Using Technology to Deepen Democracy, Using Democracy to Ensure Technology Benefits Us All

Saturday, April 21, 2012

Zombie Futurists Want Brains!

Welcome, futurological newcomers to this blog! I have noticed that somebody has glommed onto a little post of mine via Reddit -- Futurologists Are Mortal But Faith-Based Futurology Is A Zombie That Cannot Be Killed -- and it has attracted some comment there. What fun!

"smartalbert" declares: "Carrico got some ok points but it seems he is overdoing it. he gets almost hysterical and it makes his criticism sloppy."

I propose that if "smartalbert" re-imagines the tone of the piece as one of withering amusement rather than hysteria he might find the gist somewhat clarified.

"BaronVonDonut" announces "Wow, it took him 10 paragraphs to say: 'I disagree. My friends are smart, and they too disagree.'"

I submit that in between donuts the Baron might try a closer reading than one that discerns among dozens of observations, assertions, and conclusions only a claim about "my smart friends" which happens not to appear anywhere in the piece at hand.

"Toktyn" makes what seems to me the most bewildering claim, namely: "The way he argues against futurist ideas and projections reminds me of a Christian arguing against evolution. The writing is overly biased and so harshly written as to detract from its credibility, he doesn't support his claims well, and many of the claims are just plain wrong."

Notice that in this scenario it is the one who is dismissively skeptical about Robot Cultists promising techno-immortalism via Robot Bodies and Genetic Sooper Medicine and Mind-Uploading into Cyber-Heaven who is being compared to a faith-based Christian, and further that the skeptic is assigned residence in the position of one who argues against science (here, "evolution") not because I am defying scientific consensus but precisely because I am in accord with it.
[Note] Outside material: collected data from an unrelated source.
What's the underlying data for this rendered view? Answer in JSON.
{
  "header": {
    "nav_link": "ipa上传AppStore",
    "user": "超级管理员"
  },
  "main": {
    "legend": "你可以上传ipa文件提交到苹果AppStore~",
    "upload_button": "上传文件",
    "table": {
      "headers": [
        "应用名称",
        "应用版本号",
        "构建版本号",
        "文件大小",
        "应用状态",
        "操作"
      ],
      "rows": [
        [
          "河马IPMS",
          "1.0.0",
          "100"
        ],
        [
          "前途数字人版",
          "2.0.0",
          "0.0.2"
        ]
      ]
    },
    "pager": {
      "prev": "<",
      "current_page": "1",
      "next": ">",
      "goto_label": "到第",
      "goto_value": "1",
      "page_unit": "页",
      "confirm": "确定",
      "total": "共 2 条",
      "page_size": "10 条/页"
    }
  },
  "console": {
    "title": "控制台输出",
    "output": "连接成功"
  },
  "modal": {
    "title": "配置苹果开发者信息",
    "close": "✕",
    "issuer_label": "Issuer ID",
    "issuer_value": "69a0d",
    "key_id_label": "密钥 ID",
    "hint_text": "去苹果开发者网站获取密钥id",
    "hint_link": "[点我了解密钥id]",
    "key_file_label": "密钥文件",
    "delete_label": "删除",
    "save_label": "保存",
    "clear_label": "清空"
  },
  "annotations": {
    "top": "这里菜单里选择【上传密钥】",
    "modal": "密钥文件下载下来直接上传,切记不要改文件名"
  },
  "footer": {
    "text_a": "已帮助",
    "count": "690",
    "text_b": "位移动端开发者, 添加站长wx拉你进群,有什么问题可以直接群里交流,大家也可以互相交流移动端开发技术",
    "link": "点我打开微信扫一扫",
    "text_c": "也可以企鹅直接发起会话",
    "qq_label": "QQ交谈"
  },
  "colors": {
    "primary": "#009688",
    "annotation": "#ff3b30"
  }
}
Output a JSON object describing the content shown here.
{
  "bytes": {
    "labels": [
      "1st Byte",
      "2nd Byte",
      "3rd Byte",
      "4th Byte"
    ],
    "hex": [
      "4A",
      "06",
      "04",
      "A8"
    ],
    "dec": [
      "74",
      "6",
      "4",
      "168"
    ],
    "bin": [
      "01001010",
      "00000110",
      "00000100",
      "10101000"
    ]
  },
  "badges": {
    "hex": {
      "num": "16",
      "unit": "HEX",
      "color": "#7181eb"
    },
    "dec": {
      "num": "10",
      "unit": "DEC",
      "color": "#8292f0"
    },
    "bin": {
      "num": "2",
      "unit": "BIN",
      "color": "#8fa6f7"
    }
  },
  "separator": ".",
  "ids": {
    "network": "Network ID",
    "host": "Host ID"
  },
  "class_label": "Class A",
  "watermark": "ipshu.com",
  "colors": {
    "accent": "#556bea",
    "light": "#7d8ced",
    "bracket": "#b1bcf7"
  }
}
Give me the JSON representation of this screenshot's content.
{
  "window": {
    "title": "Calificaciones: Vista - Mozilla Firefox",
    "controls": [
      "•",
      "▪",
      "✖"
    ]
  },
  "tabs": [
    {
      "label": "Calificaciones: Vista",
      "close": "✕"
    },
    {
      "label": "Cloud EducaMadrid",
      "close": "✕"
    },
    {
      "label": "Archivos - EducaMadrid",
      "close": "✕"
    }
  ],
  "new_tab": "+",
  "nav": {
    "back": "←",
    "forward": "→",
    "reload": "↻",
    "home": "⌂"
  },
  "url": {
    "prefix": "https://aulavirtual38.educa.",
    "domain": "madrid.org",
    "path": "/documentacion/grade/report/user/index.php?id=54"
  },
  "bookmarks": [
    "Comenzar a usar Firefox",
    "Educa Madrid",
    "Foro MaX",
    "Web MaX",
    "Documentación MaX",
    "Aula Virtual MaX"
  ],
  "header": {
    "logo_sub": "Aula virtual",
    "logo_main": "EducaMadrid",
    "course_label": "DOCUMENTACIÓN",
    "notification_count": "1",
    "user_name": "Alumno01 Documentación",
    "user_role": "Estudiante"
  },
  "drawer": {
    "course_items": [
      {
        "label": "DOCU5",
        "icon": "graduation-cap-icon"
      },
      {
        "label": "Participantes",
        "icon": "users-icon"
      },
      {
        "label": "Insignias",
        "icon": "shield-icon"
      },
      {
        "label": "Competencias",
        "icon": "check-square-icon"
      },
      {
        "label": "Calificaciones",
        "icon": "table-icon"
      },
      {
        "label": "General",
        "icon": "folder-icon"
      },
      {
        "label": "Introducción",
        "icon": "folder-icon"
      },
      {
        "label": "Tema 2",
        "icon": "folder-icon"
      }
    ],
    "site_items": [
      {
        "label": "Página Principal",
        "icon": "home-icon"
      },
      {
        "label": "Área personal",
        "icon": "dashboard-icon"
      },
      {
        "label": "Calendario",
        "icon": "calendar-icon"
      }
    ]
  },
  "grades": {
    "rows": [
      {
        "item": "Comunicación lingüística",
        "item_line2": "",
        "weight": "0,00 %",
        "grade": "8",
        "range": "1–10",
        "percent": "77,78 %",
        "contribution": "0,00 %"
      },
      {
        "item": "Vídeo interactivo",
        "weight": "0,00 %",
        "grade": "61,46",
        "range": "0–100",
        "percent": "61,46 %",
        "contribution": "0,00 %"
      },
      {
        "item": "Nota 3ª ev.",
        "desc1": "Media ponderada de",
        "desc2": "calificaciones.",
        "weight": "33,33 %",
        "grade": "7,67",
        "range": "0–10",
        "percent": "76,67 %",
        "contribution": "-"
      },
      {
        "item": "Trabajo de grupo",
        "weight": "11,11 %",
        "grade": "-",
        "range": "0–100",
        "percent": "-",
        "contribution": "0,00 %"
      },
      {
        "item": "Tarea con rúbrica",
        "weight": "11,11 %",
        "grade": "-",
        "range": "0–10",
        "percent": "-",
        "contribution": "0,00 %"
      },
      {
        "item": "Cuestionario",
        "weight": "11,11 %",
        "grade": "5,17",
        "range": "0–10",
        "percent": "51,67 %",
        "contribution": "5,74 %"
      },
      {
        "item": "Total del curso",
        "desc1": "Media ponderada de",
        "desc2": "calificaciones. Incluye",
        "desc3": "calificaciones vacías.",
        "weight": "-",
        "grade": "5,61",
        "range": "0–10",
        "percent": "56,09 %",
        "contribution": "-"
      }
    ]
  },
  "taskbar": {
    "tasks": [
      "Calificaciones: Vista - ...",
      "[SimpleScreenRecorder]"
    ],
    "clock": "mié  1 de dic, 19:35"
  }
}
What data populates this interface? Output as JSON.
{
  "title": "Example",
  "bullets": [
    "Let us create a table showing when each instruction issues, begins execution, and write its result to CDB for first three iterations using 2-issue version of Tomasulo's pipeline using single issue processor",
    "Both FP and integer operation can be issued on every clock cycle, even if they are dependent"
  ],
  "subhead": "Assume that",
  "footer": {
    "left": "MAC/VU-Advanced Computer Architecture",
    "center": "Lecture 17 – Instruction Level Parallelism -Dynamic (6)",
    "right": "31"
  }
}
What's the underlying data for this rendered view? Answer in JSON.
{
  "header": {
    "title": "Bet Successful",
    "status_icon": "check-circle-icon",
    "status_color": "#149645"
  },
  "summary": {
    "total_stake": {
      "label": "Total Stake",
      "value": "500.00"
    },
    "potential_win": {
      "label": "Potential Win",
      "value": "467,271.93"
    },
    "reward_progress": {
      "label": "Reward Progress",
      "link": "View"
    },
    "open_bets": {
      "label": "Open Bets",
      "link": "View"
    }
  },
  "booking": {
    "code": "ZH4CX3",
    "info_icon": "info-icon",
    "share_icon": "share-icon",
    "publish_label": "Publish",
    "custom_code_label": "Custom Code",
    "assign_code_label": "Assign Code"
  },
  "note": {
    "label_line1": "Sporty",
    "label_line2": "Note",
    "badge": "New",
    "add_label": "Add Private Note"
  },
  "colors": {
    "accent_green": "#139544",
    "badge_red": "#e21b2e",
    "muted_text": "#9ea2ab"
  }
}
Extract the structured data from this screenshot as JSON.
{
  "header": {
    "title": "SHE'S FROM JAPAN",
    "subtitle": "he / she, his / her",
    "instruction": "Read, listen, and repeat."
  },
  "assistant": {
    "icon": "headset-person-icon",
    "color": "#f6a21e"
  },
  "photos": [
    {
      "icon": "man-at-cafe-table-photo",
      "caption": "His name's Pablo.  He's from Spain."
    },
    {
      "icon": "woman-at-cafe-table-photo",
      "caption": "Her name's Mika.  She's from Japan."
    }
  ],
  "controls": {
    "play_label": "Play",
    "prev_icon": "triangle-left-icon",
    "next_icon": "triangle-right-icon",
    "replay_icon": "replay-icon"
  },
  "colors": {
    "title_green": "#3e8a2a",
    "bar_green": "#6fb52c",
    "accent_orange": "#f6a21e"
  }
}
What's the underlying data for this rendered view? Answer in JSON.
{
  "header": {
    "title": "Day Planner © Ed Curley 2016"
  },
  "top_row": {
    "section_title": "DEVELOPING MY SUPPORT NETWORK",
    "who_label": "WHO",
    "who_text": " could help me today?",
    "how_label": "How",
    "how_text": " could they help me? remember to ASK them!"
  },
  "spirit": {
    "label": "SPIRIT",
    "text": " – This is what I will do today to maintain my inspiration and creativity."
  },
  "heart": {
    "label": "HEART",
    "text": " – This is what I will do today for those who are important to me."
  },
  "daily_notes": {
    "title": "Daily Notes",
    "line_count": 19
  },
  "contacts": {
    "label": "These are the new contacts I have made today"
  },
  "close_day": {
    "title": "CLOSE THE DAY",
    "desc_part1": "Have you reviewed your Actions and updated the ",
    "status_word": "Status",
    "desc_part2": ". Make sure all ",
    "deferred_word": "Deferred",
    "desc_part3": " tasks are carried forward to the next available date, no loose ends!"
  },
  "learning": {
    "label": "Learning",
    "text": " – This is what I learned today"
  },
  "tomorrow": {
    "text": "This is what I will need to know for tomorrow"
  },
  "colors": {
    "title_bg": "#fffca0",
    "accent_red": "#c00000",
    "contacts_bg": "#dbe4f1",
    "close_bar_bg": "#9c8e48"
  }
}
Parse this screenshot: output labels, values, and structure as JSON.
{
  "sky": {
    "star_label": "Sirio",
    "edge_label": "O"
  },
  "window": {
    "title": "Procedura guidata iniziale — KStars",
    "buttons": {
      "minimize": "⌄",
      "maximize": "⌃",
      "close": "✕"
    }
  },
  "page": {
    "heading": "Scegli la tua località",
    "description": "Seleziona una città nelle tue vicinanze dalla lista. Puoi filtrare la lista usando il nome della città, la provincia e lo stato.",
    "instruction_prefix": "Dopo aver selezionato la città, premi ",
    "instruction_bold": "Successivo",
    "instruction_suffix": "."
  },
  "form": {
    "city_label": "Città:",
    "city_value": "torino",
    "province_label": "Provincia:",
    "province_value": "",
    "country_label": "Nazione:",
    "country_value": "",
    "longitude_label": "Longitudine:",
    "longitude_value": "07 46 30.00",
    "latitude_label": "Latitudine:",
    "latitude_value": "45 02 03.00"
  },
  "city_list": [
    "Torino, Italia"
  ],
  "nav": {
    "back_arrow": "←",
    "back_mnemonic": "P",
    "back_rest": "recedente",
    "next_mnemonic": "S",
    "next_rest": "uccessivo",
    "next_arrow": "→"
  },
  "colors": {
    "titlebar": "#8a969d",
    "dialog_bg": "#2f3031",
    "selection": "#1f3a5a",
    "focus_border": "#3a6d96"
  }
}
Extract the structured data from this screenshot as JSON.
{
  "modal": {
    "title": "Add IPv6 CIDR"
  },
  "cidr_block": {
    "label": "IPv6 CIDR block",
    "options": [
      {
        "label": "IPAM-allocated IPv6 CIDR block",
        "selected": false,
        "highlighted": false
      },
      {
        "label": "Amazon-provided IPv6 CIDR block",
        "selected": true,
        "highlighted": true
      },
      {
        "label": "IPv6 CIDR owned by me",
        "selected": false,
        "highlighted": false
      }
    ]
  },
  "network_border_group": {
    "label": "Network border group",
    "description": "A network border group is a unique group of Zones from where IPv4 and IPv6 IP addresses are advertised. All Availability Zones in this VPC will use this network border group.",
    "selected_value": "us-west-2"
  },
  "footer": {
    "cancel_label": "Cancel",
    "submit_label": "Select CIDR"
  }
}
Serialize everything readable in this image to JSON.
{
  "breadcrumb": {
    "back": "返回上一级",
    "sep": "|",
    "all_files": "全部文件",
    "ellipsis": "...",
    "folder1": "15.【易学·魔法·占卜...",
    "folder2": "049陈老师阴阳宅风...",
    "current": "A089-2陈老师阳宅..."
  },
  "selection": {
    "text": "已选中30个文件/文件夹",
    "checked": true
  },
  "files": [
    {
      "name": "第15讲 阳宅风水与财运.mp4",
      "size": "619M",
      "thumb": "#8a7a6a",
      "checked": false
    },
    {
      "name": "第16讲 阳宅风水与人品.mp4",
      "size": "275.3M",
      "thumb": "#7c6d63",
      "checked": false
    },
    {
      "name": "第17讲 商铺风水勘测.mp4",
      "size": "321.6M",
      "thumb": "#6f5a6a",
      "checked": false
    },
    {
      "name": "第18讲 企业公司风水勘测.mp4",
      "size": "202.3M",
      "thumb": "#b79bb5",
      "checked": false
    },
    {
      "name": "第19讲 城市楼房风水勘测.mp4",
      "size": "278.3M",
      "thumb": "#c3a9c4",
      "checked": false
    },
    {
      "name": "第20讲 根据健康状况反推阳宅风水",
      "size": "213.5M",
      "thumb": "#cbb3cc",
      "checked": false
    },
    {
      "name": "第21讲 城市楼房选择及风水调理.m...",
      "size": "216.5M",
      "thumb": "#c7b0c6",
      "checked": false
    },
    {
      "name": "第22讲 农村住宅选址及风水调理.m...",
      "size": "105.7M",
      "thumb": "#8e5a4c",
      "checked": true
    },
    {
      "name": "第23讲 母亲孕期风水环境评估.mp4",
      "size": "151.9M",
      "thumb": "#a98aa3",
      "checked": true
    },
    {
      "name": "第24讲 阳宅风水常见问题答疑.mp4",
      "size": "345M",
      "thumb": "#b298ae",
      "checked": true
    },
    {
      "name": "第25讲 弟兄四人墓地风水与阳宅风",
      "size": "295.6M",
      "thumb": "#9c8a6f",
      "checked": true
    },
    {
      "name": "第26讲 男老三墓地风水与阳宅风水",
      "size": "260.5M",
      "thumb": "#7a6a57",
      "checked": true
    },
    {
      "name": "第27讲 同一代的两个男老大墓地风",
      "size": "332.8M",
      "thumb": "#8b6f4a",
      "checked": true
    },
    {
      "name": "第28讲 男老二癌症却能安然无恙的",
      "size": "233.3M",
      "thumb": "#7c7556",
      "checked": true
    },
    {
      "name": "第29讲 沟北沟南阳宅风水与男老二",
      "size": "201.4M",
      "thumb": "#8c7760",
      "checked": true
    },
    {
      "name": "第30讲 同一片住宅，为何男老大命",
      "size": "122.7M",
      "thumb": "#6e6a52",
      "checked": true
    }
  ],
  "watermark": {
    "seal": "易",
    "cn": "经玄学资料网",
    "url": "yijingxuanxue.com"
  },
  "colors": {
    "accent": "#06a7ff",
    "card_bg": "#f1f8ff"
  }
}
In case you're wondering I, uh, you know, also affirm evolutionary biology, sex education, Keynesian macroeconomics as revised by Hicks, the scientific consensus on anthropogenic climate change, and that there is no such thing as a safe cigarette.

I will add that there is a heavy dose of sarcastic humor in the piece in question, well-deserved and hard won in my opinion after decades spent exposing, critiquing, and ridiculing the pseudo-science and deranging hyperbole of pop tech and faith-based futurology (for more of which begin here). I offer up these critiques from a techno-scientificially literate secular progressive vantage informed by environmental justice critique and science and technology studies (subjects which I teach at the university level should such things happen to matter to you). I have written plenty that is not humorous and which might therefore evade the worries of the humorless about my "tone" and "bias" directed against techno-immortalists pretending to offer up serious policy prescriptions and to report on scientific developments by saying how cool it would be if magic were real and how entrepreneurial capitalism is going to deliver everybody techno-transcendence "in twenty years."

1 comment:

jimf said...

> "Toktyn" makes what seems to me the most bewildering claim,
> namely: "The way he argues against futurist ideas and projections
> reminds me of a Christian arguing against evolution. . ."

Yes, and anybody who dares to point out that Scientology is a
money-making scam sucking money out of celebrities by promising
them superpowers reminds Tom Cruise of anti-Semites.

People do not like having their binky-bubbles burst.